The sons of Tarshish seem to have found their way to India and the coasts of India, as well as to Spain and Britain; so that in trading with them, the Tyrians and Israel visited their shores in their own vessels sailing from the ports of the Red Sea; while the mariners of Tarshish frequented Tyre in theirs from the west.
That the Tarshish people in the days of Solomon were found in the east is evident from scripture history. In accounting for the abundance of gold and silver in Jerusalem, the historian says,
"For Solomon had at sea a navy of Tarshish with the navy of Hiram; once in three years came the navy of Tarshish, bringing gold and silver, ivory, and apes, and peacocks. So King Solomon exceeded all the kings of the earth for riches and for wisdom."
Now that the navy did not belong to Tarshish, but to Solomon, appears from a parallel text, where it reads,
"And Solomon made a navy of ships in Eziongeber, which is beside Elath, on the shore of the Red Sea, in the land of Edom; and they came to Ophir and fetched from thence gold."
And, "the king's ships went to Tarshish with the servants of Hiram." Solomon owned the ships, and the king of Tyre found the sailors.
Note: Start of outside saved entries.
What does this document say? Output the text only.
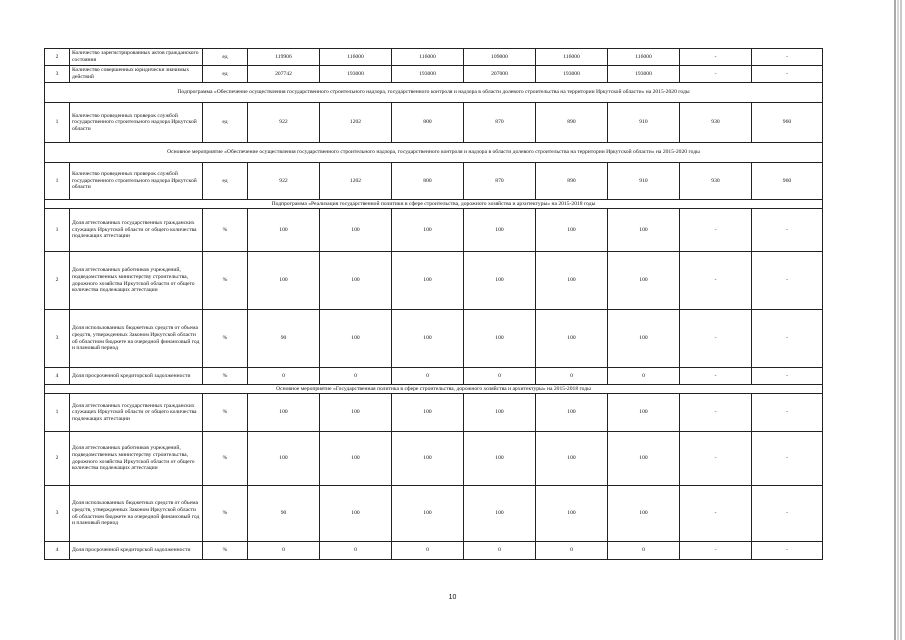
2	Количество зарегистрированных актов гражданского состояния	ед	119906	116000	116000	109000	116000	116000	-	-
3	Количество совершенных юридически значимых действий	ед	207742	193000	193000	207000	193000	193000	-	-
Подпрограмма «Обеспечение осуществления государственного строительного надзора, государственного контроля и надзора в области долевого строительства на территории Иркутской области» на 2015-2020 годы										
1	Количество проведенных проверок службой государственного строительного надзора Иркутской области	ед	922	1202	800	870	890	910	930	960
Основное мероприятие «Обеспечение осуществления государственного строительного надзора, государственного контроля и надзора в области долевого строительства на территории Иркутской области» на 2015-2020 годы										
1	Количество проведенных проверок службой государственного строительного надзора Иркутской области	ед	922	1202	800	870	890	910	930	960
Подпрограмма «Реализация государственной политики в сфере строительства, дорожного хозяйства и архитектуры» на 2015-2018 годы										
1	Доля аттестованных государственных гражданских служащих Иркутской области от общего количества подлежащих аттестации	%	100	100	100	100	100	100	-	-
2	Доля аттестованных работников учреждений, подведомственных министерству строительства, дорожного хозяйства Иркутской области от общего количества подлежащих аттестации	%	100	100	100	100	100	100	-	-
3	Доля использованных бюджетных средств от объема средств, утвержденных Законом Иркутской области об областном бюджете на очередной финансовый год и плановый период	%	90	100	100	100	100	100	-	-
4	Доля просроченной кредиторской задолженности	%	0	0	0	0	0	0	-	-
Основное мероприятие «Государственная политика в сфере строительства, дорожного хозяйства и архитектуры» на 2015-2018 годы										
1	Доля аттестованных государственных гражданских служащих Иркутской области от общего количества подлежащих аттестации	%	100	100	100	100	100	100	-	-
2	Доля аттестованных работников учреждений, подведомственных министерству строительства, дорожного хозяйства Иркутской области от общего количества подлежащих аттестации	%	100	100	100	100	100	100	-	-
3	Доля использованных бюджетных средств от объема средств, утвержденных Законом Иркутской области об областном бюджете на очередной финансовый год и плановый период	%	90	100	100	100	100	100	-	-
4	Доля просроченной кредиторской задолженности	%	0	0	0	0	0	0	-	-
10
Again, Jehoshaphat, king of Judah, joined himself with Ahaziah, king of Israel, to make ships of Tarshish; to go to Ophir for gold, and they built the ships, in Eziongeber. But the Lord broke the ships, and they were not able to go to Tarshish;" because of the wickedness of Ahaziah.
Now it is evident from this, that the settlements of Tarshish to which Israel traded were in the east.
Eziongeber, where the ships to Tarshish sailed from, was at the extremity of Elan, a gulf of the Red Sea. A fleet weighing anchor from this port for a voyage out of one year and a half, could only have sailed in one direction, and that was to the straits of Babelmandeb, about 1500 miles in a south easterly course. Having passed the straits, they would sail east by north to Ophir, the Tyre of the east, on the coasts of Tarshish.
Wherever this mart of nations was, it would not be on the Arabian coast; for it was intended to send the ships "to Tarshish for to go to Ophir;"
if it had been there, it would have read "to Sheba," or "to Dedan for to go to Ophir." Josephus is no doubt correct in saying that Ophir was in India; which is equivalent to saying that Tarshish and India are the same; because Ophir is in Tarshish. To go "to Tarshish for to go to Ophir," is like saying they went "to England for to go to London."
The identity of Ophir and Tarshish with India is also manifested by the merchandize brought home in Solomon's ships-gold and silver, ivory, apes, and peacocks, almug trees and precious stones; all Indian products, collected at the great trading emporium of the east.